Kahu gets ready to be put to the test
Kahu Parata’s rise through the dairy industry ranks and his passion for farming will be on display this year as he enters the 2018 Ahuwhenua Young Maori Farmer Award. Kahu manages Landcorp’s Totara Farm at Cape Foulwind.
He joined the farm in 2013 as a dairy assistant with ﬁve years of industry experience, and quickly made 2IC. He became manager at the start of this season.
His daily grind is a lot less physical today, and planning and people management have been real highlights of his new role, but not without their challenges.

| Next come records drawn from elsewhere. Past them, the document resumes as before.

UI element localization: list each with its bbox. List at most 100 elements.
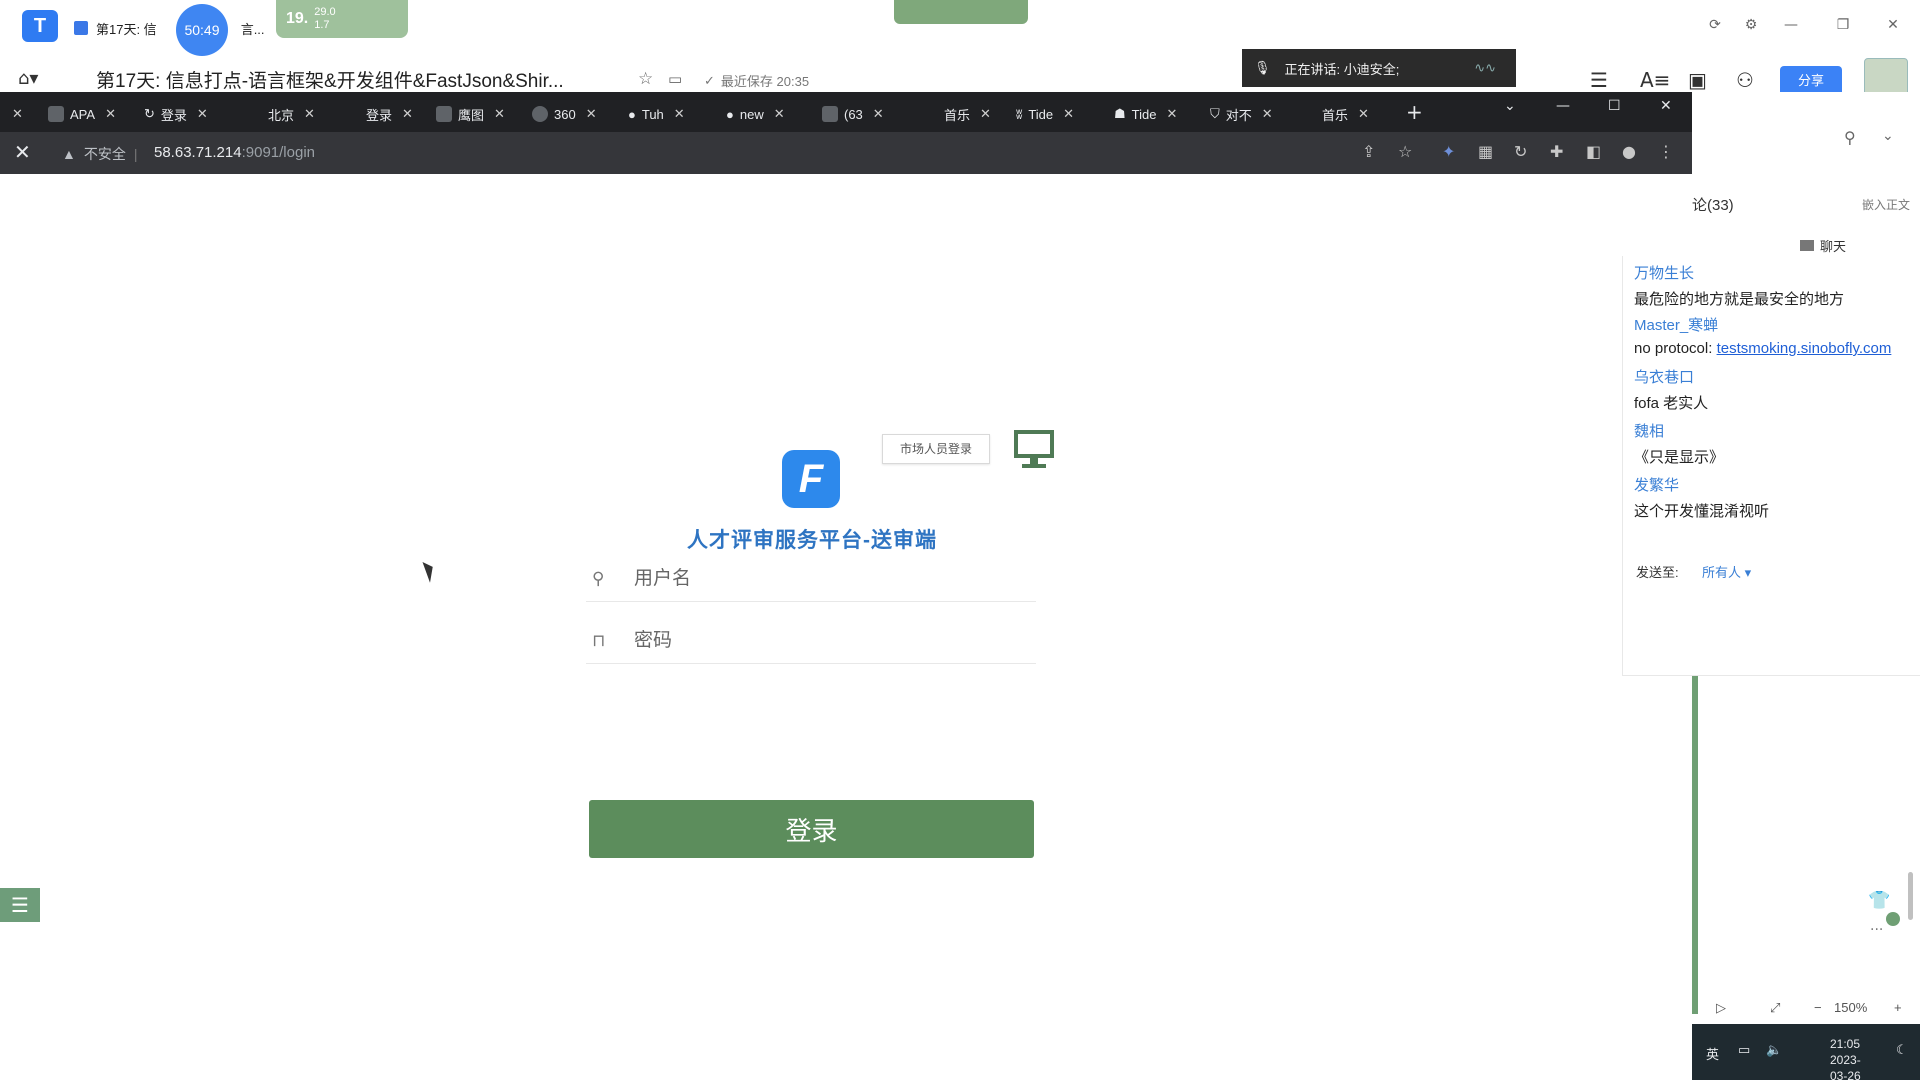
network-icon[interactable]: ▭ [1738, 1042, 1750, 1058]
tab-close-icon[interactable]: ✕ [8, 100, 23, 128]
tab-close-icon[interactable]: ✕ [1262, 107, 1273, 122]
refresh-icon[interactable]: ⟳ [1704, 14, 1726, 36]
tab-close-icon[interactable]: ✕ [402, 107, 413, 122]
fullscreen-icon[interactable]: ⤢ [1770, 1000, 1780, 1016]
recording-timer: 50:49 [176, 4, 228, 56]
browser-window: ✕ APA ✕ ↻ 登录 ✕ 北京 ✕ 登录 ✕ 鹰图 ✕ 360 ✕ ● Tuh ✕ ● new ✕… [0, 92, 1692, 1080]
close-icon[interactable]: ✕ [1882, 14, 1904, 36]
recipient-select[interactable]: 所有人 ▾ [1702, 562, 1751, 581]
tab-close-icon[interactable]: ✕ [1358, 107, 1369, 122]
chat-username: 发繁华 [1634, 477, 1680, 494]
add-collaborator-icon[interactable]: ⚇ [1736, 68, 1754, 92]
password-field[interactable]: ⊓ [586, 618, 1036, 664]
browser-tab[interactable]: 北京 ✕ [268, 100, 315, 128]
browser-tab[interactable]: ʬ Tide ✕ [1016, 100, 1074, 128]
login-button[interactable]: 登录 [589, 800, 1034, 858]
new-tab-button[interactable]: + [1406, 100, 1423, 124]
browser-tab[interactable]: 登录 ✕ [366, 100, 413, 128]
tab-favicon-icon [532, 106, 548, 122]
browser-tab[interactable]: ⛉ 对不 ✕ [1210, 100, 1273, 128]
embed-text-link[interactable]: 嵌入正文 [1862, 196, 1910, 213]
shirt-icon[interactable]: 👕 [1868, 890, 1890, 911]
tab-close-icon[interactable]: ✕ [197, 107, 208, 122]
browser-tab[interactable]: ☗ Tide ✕ [1114, 100, 1177, 128]
browser-tab[interactable]: 首乐 ✕ [944, 100, 991, 128]
star-icon[interactable]: ☆ [638, 69, 653, 89]
profile-icon[interactable]: ● [1622, 142, 1636, 161]
extensions-puzzle-icon[interactable]: ✚ [1550, 142, 1563, 161]
extension-bird-icon[interactable]: ✦ [1442, 142, 1455, 161]
browser-tab[interactable]: ● new ✕ [726, 100, 785, 128]
screen-share-handle[interactable] [894, 0, 1028, 24]
browser-tab[interactable]: (63 ✕ [822, 100, 884, 128]
document-tab[interactable]: 第17天: 信 言... [74, 14, 265, 42]
extension-qr-icon[interactable]: ▦ [1478, 142, 1493, 161]
tab-close-icon[interactable]: ✕ [494, 107, 505, 122]
tab-close-icon[interactable]: ✕ [774, 107, 785, 122]
tab-close-icon[interactable]: ✕ [105, 107, 116, 122]
tab-close-icon[interactable]: ✕ [873, 107, 884, 122]
browser-tab[interactable]: 鹰图 ✕ [436, 100, 505, 128]
panel-divider[interactable] [1692, 676, 1698, 1014]
volume-icon[interactable]: 🔈 [1766, 1042, 1782, 1058]
side-menu-icon[interactable]: ☰ [0, 888, 40, 922]
zoom-out-button[interactable]: − [1814, 1000, 1822, 1015]
browser-tab[interactable]: ● Tuh ✕ [628, 100, 685, 128]
document-title[interactable]: 第17天: 信息打点-语言框架&开发组件&FastJson&Shir... [96, 66, 564, 93]
comment-count[interactable]: 论(33) [1692, 194, 1734, 215]
present-icon[interactable]: ▣ [1688, 68, 1707, 92]
settings-icon[interactable]: ⚙ [1740, 14, 1762, 36]
folder-icon[interactable]: ▭ [668, 70, 682, 88]
scrollbar[interactable] [1908, 872, 1913, 920]
browser-tab[interactable]: 首乐 ✕ [1322, 100, 1369, 128]
notification-icon[interactable]: ☾ [1896, 1042, 1908, 1058]
chevron-down-icon[interactable]: ⌄ [1882, 128, 1894, 144]
maximize-icon[interactable]: ☐ [1608, 98, 1621, 114]
chat-icon [1800, 240, 1814, 251]
tab-search-icon[interactable]: ⌄ [1504, 98, 1516, 114]
bookmark-star-icon[interactable]: ☆ [1398, 142, 1412, 161]
browser-tab[interactable]: APA ✕ [48, 100, 116, 128]
zoom-bar: ▷ ⤢ − 150% + [1698, 994, 1920, 1024]
tab-close-icon[interactable]: ✕ [980, 107, 991, 122]
share-page-icon[interactable]: ⇪ [1362, 142, 1375, 161]
browser-tab[interactable]: ↻ 登录 ✕ [144, 100, 208, 128]
app-logo[interactable]: T [22, 10, 58, 42]
search-icon[interactable]: ⚲ [1844, 128, 1856, 147]
tab-favicon-icon [48, 106, 64, 122]
username-input[interactable] [634, 567, 1014, 590]
document-icon [74, 21, 88, 35]
side-panel-icon[interactable]: ◧ [1586, 142, 1601, 161]
username-field[interactable]: ⚲ [586, 556, 1036, 602]
tab-close-icon[interactable]: ✕ [1166, 107, 1177, 122]
loading-icon: ↻ [144, 106, 155, 121]
security-indicator[interactable]: ▲ 不安全 | [62, 144, 138, 164]
tab-close-icon[interactable]: ✕ [304, 107, 315, 122]
home-icon[interactable]: ⌂▾ [18, 68, 38, 89]
chat-link[interactable]: testsmoking.sinobofly.com [1717, 340, 1892, 357]
minimize-icon[interactable]: — [1556, 98, 1570, 114]
play-icon[interactable]: ▷ [1716, 1000, 1726, 1016]
qr-login-switch-icon[interactable] [1010, 428, 1058, 470]
more-menu-icon[interactable]: ⋮ [1658, 142, 1674, 161]
extension-refresh-icon[interactable]: ↻ [1514, 142, 1527, 161]
password-input[interactable] [634, 629, 1014, 652]
market-staff-login-button[interactable]: 市场人员登录 [882, 434, 990, 464]
tab-close-icon[interactable]: ✕ [586, 107, 597, 122]
menu-icon[interactable]: ☰ [1590, 68, 1608, 92]
more-icon[interactable]: ··· [1870, 922, 1883, 938]
chat-tab[interactable]: 聊天 [1800, 236, 1846, 255]
text-format-icon[interactable]: A≡ [1640, 68, 1670, 92]
restore-icon[interactable]: ❐ [1832, 14, 1854, 36]
browser-tab[interactable]: 360 ✕ [532, 100, 597, 128]
url-field[interactable]: 58.63.71.214:9091/login [154, 144, 315, 161]
url-path: :9091/login [241, 144, 315, 161]
status-dot-icon [1886, 912, 1900, 926]
stop-loading-icon[interactable]: ✕ [14, 140, 31, 164]
minimize-icon[interactable]: — [1780, 14, 1802, 36]
close-icon[interactable]: ✕ [1660, 98, 1672, 114]
tab-close-icon[interactable]: ✕ [674, 107, 685, 122]
ime-indicator[interactable]: 英 [1706, 1044, 1719, 1063]
tab-close-icon[interactable]: ✕ [1063, 107, 1074, 122]
zoom-in-button[interactable]: + [1894, 1000, 1902, 1015]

“I’ve become more of a role model to the staff, I have to teach them and I like that,” he says. He manages four full time staff and a couple of casual calf rearers. He says he operates a ‘nice guy’ management style.
His 2IC Carl Drumm is taking part in Landcorp’s 2IC development programme, with Kahu supporting him through that, mentoring him as he progresses through the course. Another young staff member is getting stuck into his Primary ITO, as is Kahu.

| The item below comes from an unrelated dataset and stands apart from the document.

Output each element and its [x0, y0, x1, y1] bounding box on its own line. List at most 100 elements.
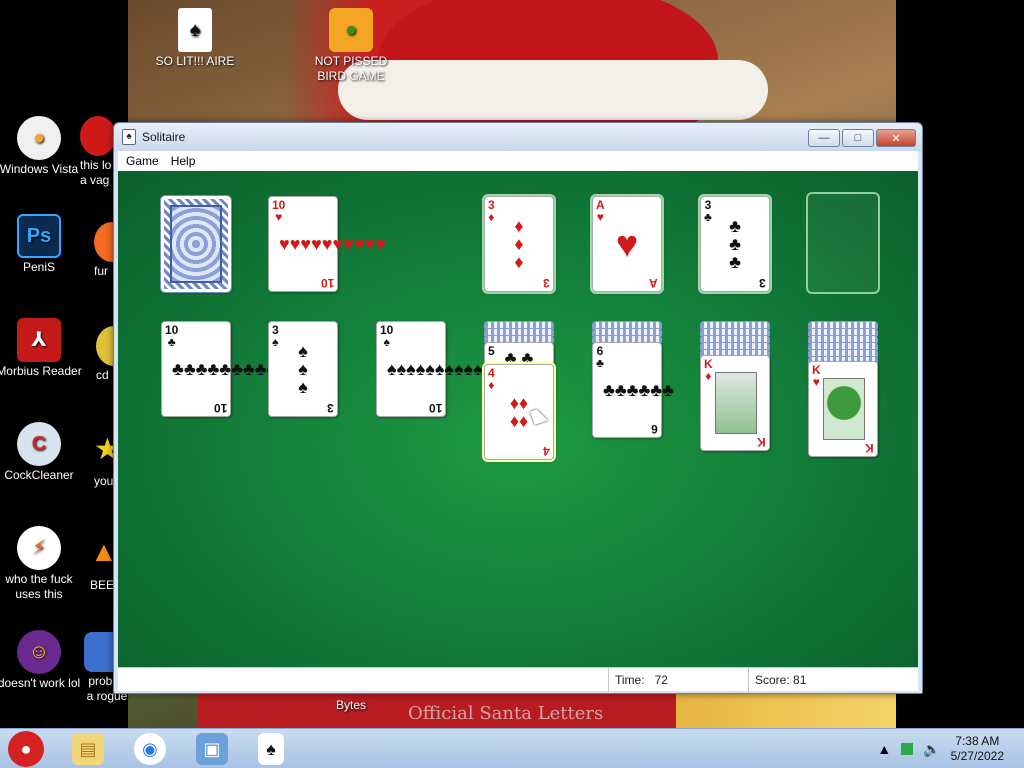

A new staff member James Baker was coming to the farm once a week after school for work experience through the Gateway programme.

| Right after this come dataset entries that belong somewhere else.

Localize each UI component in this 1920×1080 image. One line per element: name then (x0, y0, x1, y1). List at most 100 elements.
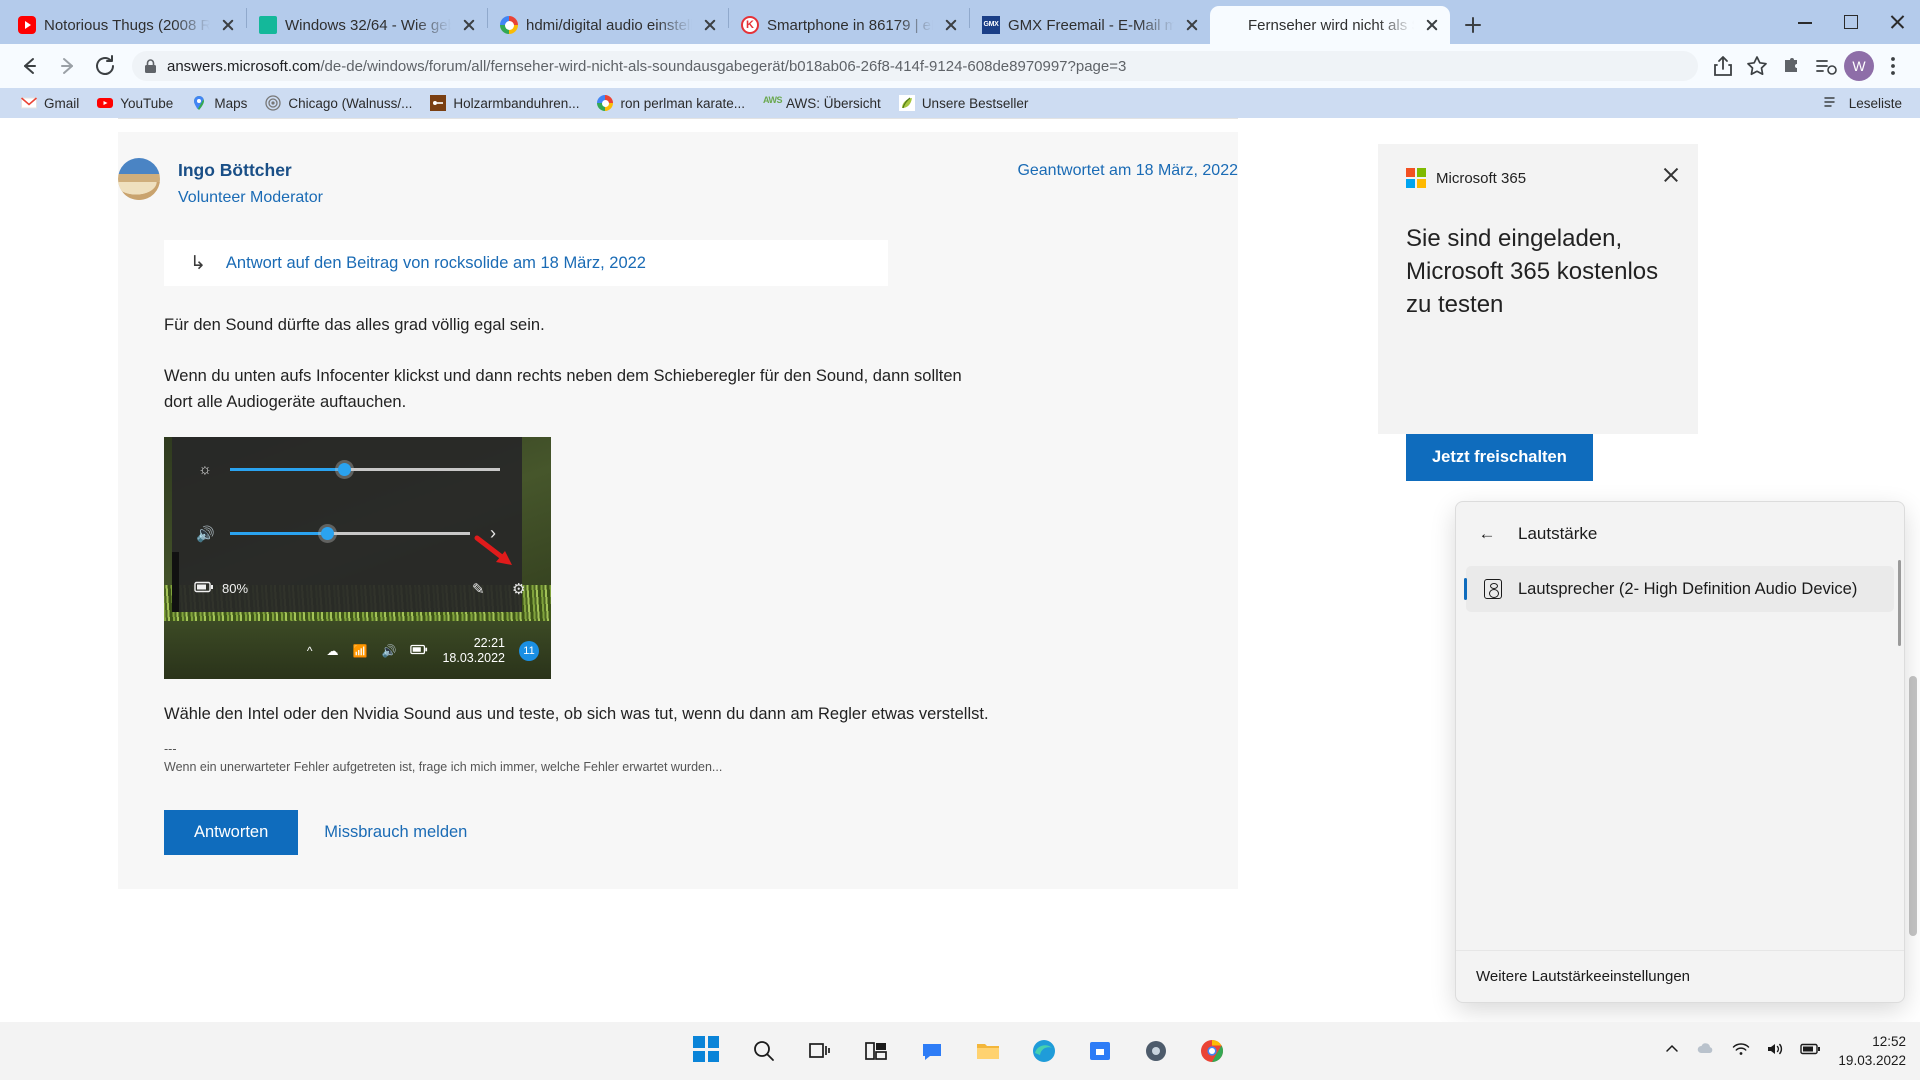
embedded-taskbar-tray: ^ ☁ 📶 🔊 22:21 18.03.2022 11 (307, 627, 547, 675)
chrome-button[interactable] (1197, 1036, 1227, 1066)
close-tab-button[interactable] (941, 15, 961, 35)
answer-column: Ingo Böttcher Volunteer Moderator Geantw… (118, 118, 1238, 889)
brightness-slider[interactable] (230, 462, 500, 476)
browser-tab-0[interactable]: Notorious Thugs (2008 Rem (6, 6, 246, 44)
bookmark-star-icon[interactable] (1742, 51, 1772, 81)
minimize-button[interactable] (1782, 0, 1828, 44)
more-volume-settings-link[interactable]: Weitere Lautstärkeeinstellungen (1476, 968, 1690, 985)
start-button[interactable] (693, 1036, 723, 1066)
tab-title: Notorious Thugs (2008 Rem (44, 16, 210, 34)
bookmark-bestseller[interactable]: Unsere Bestseller (890, 91, 1038, 115)
chevron-up-icon[interactable]: ^ (307, 644, 313, 658)
reload-icon[interactable] (88, 49, 122, 83)
promo-brand-label: Microsoft 365 (1436, 169, 1527, 187)
back-icon[interactable] (12, 49, 46, 83)
maps-pin-icon (191, 95, 207, 111)
battery-status: 80% (194, 581, 248, 596)
chat-button[interactable] (917, 1036, 947, 1066)
page-scrollbar[interactable] (1906, 236, 1920, 1022)
bookmark-gmail[interactable]: Gmail (12, 91, 88, 115)
bookmark-maps[interactable]: Maps (182, 91, 256, 115)
file-explorer-button[interactable] (973, 1036, 1003, 1066)
close-icon[interactable] (1662, 166, 1680, 184)
close-tab-button[interactable] (459, 15, 479, 35)
chrome-menu-icon[interactable] (1878, 51, 1908, 81)
tab-title: Fernseher wird nicht als Sou (1248, 16, 1414, 34)
browser-tab-2[interactable]: hdmi/digital audio einstellu (488, 6, 728, 44)
forward-icon[interactable] (50, 49, 84, 83)
bookmark-chicago[interactable]: Chicago (Walnuss/... (256, 91, 421, 115)
battery-charging-icon[interactable] (1800, 1042, 1822, 1061)
speaker-icon: 🔊 (196, 525, 215, 543)
promo-cta-button[interactable]: Jetzt freischalten (1406, 434, 1593, 481)
maximize-button[interactable] (1828, 0, 1874, 44)
close-tab-button[interactable] (700, 15, 720, 35)
edge-button[interactable] (1029, 1036, 1059, 1066)
browser-window: Notorious Thugs (2008 Rem Windows 32/64 … (0, 0, 1920, 1080)
settings-button[interactable] (1141, 1036, 1171, 1066)
share-icon[interactable] (1708, 51, 1738, 81)
gear-icon[interactable]: ⚙ (512, 580, 525, 598)
bookmark-youtube[interactable]: YouTube (88, 91, 182, 115)
new-tab-button[interactable] (1456, 8, 1490, 42)
pencil-icon[interactable]: ✎ (472, 580, 485, 598)
gmail-icon (20, 95, 38, 111)
reply-button[interactable]: Antworten (164, 810, 299, 855)
answer-actions: Antworten Missbrauch melden (164, 810, 1238, 889)
bookmark-aws[interactable]: AWS AWS: Übersicht (754, 91, 890, 115)
scrollbar-thumb[interactable] (1909, 676, 1917, 936)
back-arrow-icon[interactable]: ← (1478, 524, 1496, 544)
flyout-scrollbar[interactable] (1898, 560, 1901, 646)
speaker-icon[interactable]: 🔊 (381, 644, 396, 658)
taskbar-clock[interactable]: 12:52 19.03.2022 (1838, 1032, 1906, 1070)
reading-list-label[interactable]: Leseliste (1849, 96, 1902, 111)
address-bar[interactable]: answers.microsoft.com/de-de/windows/foru… (132, 51, 1698, 81)
browser-tab-4[interactable]: GMX GMX Freemail - E-Mail mad (970, 6, 1210, 44)
lock-icon (144, 58, 157, 74)
answered-date[interactable]: Geantwortet am 18 März, 2022 (1017, 158, 1238, 180)
speaker-icon[interactable] (1766, 1041, 1784, 1062)
wifi-icon[interactable] (1732, 1041, 1750, 1062)
bookmark-ron-perlman[interactable]: ron perlman karate... (588, 91, 754, 115)
extensions-icon[interactable] (1776, 51, 1806, 81)
tab-title: hdmi/digital audio einstellu (526, 16, 692, 34)
close-tab-button[interactable] (1422, 15, 1442, 35)
store-button[interactable] (1085, 1036, 1115, 1066)
reply-arrow-icon: ↳ (190, 252, 206, 274)
embedded-clock[interactable]: 22:21 18.03.2022 (442, 636, 505, 666)
cloud-icon[interactable] (1696, 1041, 1716, 1062)
browser-toolbar: answers.microsoft.com/de-de/windows/foru… (0, 44, 1920, 88)
browser-tab-1[interactable]: Windows 32/64 - Wie gebe (247, 6, 487, 44)
report-abuse-link[interactable]: Missbrauch melden (324, 823, 467, 842)
embedded-screenshot[interactable]: ☼ 🔊 › 80% ✎ ⚙ ^ ☁ 📶 🔊 22:21 18.03.2022 1… (164, 437, 551, 679)
volume-slider[interactable] (230, 526, 470, 540)
search-button[interactable] (749, 1036, 779, 1066)
close-window-button[interactable] (1874, 0, 1920, 44)
bookmark-label: Gmail (44, 95, 80, 111)
notification-badge[interactable]: 11 (519, 641, 539, 661)
audio-device-item[interactable]: Lautsprecher (2- High Definition Audio D… (1464, 566, 1894, 612)
target-icon (265, 95, 281, 111)
promo-headline: Sie sind eingeladen, Microsoft 365 koste… (1406, 225, 1659, 318)
quote-link[interactable]: Antwort auf den Beitrag von rocksolide a… (226, 254, 646, 273)
flyout-footer[interactable]: Weitere Lautstärkeeinstellungen (1456, 950, 1904, 1002)
bookmarks-bar-right: Leseliste (1823, 94, 1908, 113)
close-tab-button[interactable] (1182, 15, 1202, 35)
profile-avatar[interactable]: W (1844, 51, 1874, 81)
chevron-up-icon[interactable] (1664, 1041, 1680, 1062)
task-view-button[interactable] (805, 1036, 835, 1066)
browser-tab-5-active[interactable]: Fernseher wird nicht als Sou (1210, 6, 1450, 44)
bookmark-holzarmbanduhren[interactable]: Holzarmbanduhren... (421, 91, 588, 115)
author-name[interactable]: Ingo Böttcher (178, 158, 323, 182)
quote-bar[interactable]: ↳ Antwort auf den Beitrag von rocksolide… (164, 240, 888, 286)
widgets-button[interactable] (861, 1036, 891, 1066)
reading-list-icon[interactable] (1810, 51, 1840, 81)
cloud-icon[interactable]: ☁ (327, 644, 339, 658)
url-path: /de-de/windows/forum/all/fernseher-wird-… (320, 57, 1127, 75)
browser-tab-3[interactable]: K Smartphone in 86179 | eBay (729, 6, 969, 44)
close-tab-button[interactable] (218, 15, 238, 35)
answer-body: Für den Sound dürfte das alles grad völl… (164, 316, 994, 415)
battery-charging-icon[interactable] (410, 644, 428, 658)
taskbar-date: 19.03.2022 (1838, 1053, 1906, 1068)
wifi-icon[interactable]: 📶 (353, 644, 368, 658)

James has now left school and Kahu has taken him on as a calf rearer and casual farm assistant, and is keen to mentor this likeminded young guy through the beginning of his dairy career.
On-farm judging for the 2018 Ahuwhenua Young Maori Farmer Award begins in March/April and Kahu is preparing for that. “I want to show the judges how I’ve come up through the ranks and how I have a real love of farming,” he says.
Kahu has been farming since he left school, and his rise through the ranks hasn’t taken him too far from home. He is located 10kms south of Westport where he grew up.
Totara Farm milks 1100 cows on 480ha effective. The country is sandy and like most parts of New Zealand this season, is suffering an early dry period, after a particularly wet winter and spring.
“We got dry early, in November, and it was pretty challenging,” he says.
“It was the ﬁrst time we’ve been this dry this early, and the ﬁrst time I was having to make the big decisions!” Those included starting to buy in lots of bales in November, and commencing in-shed feeding. “It got us through,” he says.
“Now we’ve pregnancy tested a lot earlier this year, just after New Year’s, where we normally wouldn’t test until late February early March. From there we culled 100 cows, including poor milkers and cows with high somatic cell counts.”
A bit of rain late January turned the farm back to green and brought some growth, but Kahu wasn’t too optimistic there would be more in store.
“The forecast is looking pretty hot and dry, so hopefully we’ll do alright.”